The thing is, you're not selling a product, you're selling an idea. An idea entombed in a product, but still an idea.
If someone made a chair, it's a definite product. I can touch it, sit in it, and sell it. If someone wants a chair like that, they can
1. buy the chair from me, at which point I'd have to make a new chair to be able to sell to a new customer. or
2. copy it, make a replica of it. With enough time, materials, equipment and skill, it can be done. They get their chair, and I still have mine to sit in and sell. They can also
3. Steal my chair, in which case they have a chair, and I have none. The time and materials I invested in it is gone. I'd have to make a new one from scratch.
The problem with an idea is that, at the core of it, it's just data. And computers are truly excellent at working with data. So with option 2 above skill, time and materials mostly disappear. The only thing left is equipment, and almost everyone got a computer. It's still not stealing, but it can be a devaluation of the product you are selling (I say can be, because there are cases where product value have increased as a result of rampart copying. Adobe products, Microsoft products and this story are examples of this).
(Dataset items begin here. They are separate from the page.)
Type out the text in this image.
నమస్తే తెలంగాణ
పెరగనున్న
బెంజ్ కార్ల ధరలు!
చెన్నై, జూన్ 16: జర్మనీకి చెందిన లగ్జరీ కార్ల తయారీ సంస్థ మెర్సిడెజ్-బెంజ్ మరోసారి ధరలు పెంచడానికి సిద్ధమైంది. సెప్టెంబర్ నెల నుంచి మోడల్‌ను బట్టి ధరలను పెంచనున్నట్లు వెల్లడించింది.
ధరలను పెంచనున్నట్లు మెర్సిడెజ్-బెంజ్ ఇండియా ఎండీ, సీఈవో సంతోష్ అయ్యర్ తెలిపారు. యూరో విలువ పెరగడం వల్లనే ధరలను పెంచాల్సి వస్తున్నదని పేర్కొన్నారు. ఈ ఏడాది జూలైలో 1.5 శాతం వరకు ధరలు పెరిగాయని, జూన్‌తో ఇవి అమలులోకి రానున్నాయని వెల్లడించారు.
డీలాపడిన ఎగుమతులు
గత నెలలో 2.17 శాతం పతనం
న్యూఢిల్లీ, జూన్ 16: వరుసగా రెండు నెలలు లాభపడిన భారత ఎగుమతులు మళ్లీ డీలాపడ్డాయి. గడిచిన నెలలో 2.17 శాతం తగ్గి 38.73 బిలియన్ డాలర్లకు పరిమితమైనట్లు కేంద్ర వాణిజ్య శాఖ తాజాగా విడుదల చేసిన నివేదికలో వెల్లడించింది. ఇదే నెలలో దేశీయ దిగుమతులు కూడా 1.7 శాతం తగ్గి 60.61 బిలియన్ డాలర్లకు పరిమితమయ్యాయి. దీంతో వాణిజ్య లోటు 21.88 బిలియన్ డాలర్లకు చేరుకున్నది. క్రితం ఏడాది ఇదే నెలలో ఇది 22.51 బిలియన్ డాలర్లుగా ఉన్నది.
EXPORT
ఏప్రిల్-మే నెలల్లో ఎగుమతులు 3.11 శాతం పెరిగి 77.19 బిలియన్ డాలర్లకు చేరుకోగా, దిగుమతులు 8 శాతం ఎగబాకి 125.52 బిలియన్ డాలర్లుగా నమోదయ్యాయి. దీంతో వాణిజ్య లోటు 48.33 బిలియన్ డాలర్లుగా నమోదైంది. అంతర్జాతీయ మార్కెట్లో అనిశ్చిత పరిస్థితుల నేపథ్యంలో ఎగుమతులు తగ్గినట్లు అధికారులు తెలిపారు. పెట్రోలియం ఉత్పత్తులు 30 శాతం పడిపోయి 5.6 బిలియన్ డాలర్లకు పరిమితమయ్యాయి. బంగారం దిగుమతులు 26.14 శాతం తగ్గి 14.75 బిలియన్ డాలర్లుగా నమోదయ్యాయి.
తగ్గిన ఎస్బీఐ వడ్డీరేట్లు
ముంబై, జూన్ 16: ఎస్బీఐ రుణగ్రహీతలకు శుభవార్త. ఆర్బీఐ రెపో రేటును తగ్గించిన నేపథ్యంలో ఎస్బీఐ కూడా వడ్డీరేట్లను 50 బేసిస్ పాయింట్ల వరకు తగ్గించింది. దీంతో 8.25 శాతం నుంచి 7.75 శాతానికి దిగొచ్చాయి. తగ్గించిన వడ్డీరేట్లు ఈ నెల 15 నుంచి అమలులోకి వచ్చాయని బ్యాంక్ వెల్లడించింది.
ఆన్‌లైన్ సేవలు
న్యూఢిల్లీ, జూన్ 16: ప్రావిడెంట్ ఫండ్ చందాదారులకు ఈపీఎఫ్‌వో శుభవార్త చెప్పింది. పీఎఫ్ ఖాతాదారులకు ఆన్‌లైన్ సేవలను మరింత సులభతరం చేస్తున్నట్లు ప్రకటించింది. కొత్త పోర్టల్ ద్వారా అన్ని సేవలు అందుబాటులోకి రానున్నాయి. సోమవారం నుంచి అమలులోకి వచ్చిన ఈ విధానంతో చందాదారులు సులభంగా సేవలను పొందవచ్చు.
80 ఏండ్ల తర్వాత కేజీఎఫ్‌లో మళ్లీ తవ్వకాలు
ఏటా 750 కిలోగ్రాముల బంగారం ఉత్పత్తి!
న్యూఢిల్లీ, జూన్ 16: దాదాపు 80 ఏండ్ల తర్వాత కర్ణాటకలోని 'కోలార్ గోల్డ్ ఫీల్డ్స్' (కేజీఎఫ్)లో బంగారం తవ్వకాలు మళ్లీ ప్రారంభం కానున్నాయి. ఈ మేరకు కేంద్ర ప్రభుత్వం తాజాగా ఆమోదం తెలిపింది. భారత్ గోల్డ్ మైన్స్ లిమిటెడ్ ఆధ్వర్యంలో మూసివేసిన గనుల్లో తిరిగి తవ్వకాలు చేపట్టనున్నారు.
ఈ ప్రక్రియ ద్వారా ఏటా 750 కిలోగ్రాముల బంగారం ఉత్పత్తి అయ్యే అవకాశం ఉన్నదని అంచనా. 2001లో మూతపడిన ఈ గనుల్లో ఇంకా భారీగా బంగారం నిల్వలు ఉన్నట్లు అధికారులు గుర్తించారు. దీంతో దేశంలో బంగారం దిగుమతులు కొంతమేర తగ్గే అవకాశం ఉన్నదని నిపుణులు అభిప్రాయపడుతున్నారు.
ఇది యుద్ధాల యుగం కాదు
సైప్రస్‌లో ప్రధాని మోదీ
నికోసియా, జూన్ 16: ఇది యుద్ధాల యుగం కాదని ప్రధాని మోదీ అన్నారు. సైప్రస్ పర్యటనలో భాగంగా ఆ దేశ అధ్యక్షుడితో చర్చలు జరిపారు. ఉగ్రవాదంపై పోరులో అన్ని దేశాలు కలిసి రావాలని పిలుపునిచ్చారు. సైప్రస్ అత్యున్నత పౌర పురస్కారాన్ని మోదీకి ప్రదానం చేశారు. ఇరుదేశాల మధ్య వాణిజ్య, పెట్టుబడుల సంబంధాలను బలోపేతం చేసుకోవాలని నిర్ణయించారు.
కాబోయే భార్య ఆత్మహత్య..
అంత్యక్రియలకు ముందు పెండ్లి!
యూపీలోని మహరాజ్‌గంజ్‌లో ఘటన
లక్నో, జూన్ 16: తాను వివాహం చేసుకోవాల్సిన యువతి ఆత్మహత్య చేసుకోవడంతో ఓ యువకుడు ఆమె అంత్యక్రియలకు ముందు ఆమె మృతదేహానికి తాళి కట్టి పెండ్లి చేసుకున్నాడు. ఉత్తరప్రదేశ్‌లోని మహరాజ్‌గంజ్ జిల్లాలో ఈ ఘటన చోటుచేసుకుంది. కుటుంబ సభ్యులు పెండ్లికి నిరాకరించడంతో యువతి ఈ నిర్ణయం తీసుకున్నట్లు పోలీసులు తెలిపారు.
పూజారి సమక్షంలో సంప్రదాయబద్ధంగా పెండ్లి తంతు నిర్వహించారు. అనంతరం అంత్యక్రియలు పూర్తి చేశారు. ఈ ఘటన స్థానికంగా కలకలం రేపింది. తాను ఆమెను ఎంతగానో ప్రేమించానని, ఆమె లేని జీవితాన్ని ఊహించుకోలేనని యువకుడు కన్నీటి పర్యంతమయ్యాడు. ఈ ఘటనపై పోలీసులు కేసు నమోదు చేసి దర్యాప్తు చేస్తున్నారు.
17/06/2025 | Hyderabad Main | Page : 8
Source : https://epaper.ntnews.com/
If someone said "I've now made this chair, and shall now get paid for everyone sitting in it, until I've been dead for 75 years!" people would think it nuts. If however, he was offering a service (a place to rest, which included a chair) then it would be different, but just the chair, wherever it happens to end up? Hardly. Yet, "I've now written this book, and shall now get paid for everyone reading it, until I've been dead for 75 years!" is perfectly acceptable. Now, think a bit before you say something. The book is sold as a product. Yet, unlike other products, when bought it's not ours. I'm not free to for example publish pictures of it. I can't improve it and sell the better version (AFAIK). It is sold as a product, yet it is not. This is, I think, one of the core problems with copyright as it is now. Intellectual property (*cough*) is cherry-picking advantages both from the product side of things, and the service side of things, and it has allowed itself to grow too big. Into a completely new thing, which the world is still struggling to get a grip on. And thus you see where some of the completely crazy stuff happening are coming from.
All this goes double and triple when applied to music and software. And I'm producing software myself, so I see your point. I'm not saying copyright needs to go, I'm saying copyright in this age is something new and unbalanced. Before copyright, people lived by performing their ideas, whereas they were stories or music. They created books containing their ideas, before mass production was possible. Now, any idea can be replicated across the entire globe in a matter of hours, by more or less anyone, at little or no cost. And people expect to live off their (or someone else's idea) idea for the rest of their life - and then some. The times ahead will be .. interesting.
Why do people complain when the government limits the choice of Internet providers, but the pirates removing my ability to choose my own business model is somehow a good thing?
You forget that you're not free to choose just any business model. I'd like a business model where everyone owning a computer paid me $1 per year as license to my software, but I doubt that would fly (hell, I'd even stretch to $.5). Here it is not the government or the fat cats restricting your business model, but your customers. These who are copying your books are people who actually want to read your story. They are your target, your potential client. They have a different view of how to get your books than you have. Think why, and think if there's any way to move closer to what they want, while still getting yours. Is it the price? Convenience? The fact that they want to check out a new author and see if they like the style? All of these are factors that can be changed. Prices can be lowered, it can become easier to get your books legally (are you on kindle, for example?), you can release some chapters or even complete old books out for free (with info on how to easily buy more of your work).. The point is, there are a lot of factors in it, and taking the line "Dey be stealin my stuffies" and ignore everything else is not really helping.